Sixty-six million years ago, an asteroid slammed into Earth, releasing such a thick plume of toxic particles that most of the creatures spared by tsunamis, earthquakes, volcanic eruptions, and wildfires died of asphyxiation, cold, or hunger. It was exeunt dinosaurs, along with most life on the planet. In the rebooted world, mammals reigned, despite their high body temperatures (which chewed up calories) and relatively low reproductive rates. For years, this rise was a scientific mystery. How did such inefficient life-forms beat the competition? One explanation is that the dark, wet Earth, newly crowded with decaying matter, became a fungal paradise. Molds flourished and bloomed, colonizing the flesh of cold-blooded vertebrates; meanwhile, the trait that seemed to spell doom for the mammals—their heat—protected them.

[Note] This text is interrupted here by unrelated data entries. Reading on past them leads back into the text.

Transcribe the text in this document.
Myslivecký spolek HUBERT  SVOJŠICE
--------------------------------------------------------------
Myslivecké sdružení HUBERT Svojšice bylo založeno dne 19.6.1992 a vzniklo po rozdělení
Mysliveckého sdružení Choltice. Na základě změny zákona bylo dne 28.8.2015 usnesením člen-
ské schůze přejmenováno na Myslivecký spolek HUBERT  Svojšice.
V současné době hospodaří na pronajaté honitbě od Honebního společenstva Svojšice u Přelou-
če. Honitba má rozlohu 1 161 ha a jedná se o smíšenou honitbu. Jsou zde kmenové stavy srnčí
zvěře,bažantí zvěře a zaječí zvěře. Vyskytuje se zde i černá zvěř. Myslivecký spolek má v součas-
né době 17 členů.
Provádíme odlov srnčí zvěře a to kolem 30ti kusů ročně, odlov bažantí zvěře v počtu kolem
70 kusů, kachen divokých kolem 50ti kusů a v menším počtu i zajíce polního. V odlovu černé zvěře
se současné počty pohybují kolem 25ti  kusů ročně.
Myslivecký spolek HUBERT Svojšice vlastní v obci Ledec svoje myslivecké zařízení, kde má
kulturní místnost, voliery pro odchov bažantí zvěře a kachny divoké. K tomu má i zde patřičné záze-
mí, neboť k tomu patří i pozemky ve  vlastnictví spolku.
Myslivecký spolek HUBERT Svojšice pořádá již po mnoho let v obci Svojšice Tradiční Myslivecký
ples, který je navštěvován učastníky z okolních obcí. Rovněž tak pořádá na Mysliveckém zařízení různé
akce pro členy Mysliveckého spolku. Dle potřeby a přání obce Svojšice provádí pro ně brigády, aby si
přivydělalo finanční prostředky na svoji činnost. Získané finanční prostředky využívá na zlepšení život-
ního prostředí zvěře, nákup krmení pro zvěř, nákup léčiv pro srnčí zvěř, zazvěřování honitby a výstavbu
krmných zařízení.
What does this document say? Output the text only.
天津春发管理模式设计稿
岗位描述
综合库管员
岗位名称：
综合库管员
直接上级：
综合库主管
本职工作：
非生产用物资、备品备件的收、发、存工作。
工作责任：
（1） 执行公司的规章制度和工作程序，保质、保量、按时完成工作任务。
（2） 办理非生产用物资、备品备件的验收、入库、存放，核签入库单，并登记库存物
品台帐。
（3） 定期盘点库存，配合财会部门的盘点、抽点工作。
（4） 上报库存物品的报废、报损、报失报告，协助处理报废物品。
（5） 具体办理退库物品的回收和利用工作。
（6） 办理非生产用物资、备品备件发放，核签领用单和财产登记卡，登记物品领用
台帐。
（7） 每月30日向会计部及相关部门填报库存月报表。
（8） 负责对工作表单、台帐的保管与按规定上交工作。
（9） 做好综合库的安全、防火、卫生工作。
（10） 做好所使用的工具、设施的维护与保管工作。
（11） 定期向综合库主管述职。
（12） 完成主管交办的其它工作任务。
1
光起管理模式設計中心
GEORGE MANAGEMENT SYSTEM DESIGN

I learned this history from a podcast, “Radiolab,” while desperately seeking distraction from an apocalyptic news cycle. (To the episode’s credit, it didn’t end with the words “and that’s how we got Trump.”) The next segment was about the many thousands of species of fungi that are now evolving in response to climate change. Our ancient enemies, it seems, are beginning to tolerate dangerously high temperatures, and could soon gain the ability to thrive in warm-blooded hosts. If they do, a scientist informed the podcast’s warm-blooded host, the age of mammals might be revealed for what it is: an epoch-spanning fluke.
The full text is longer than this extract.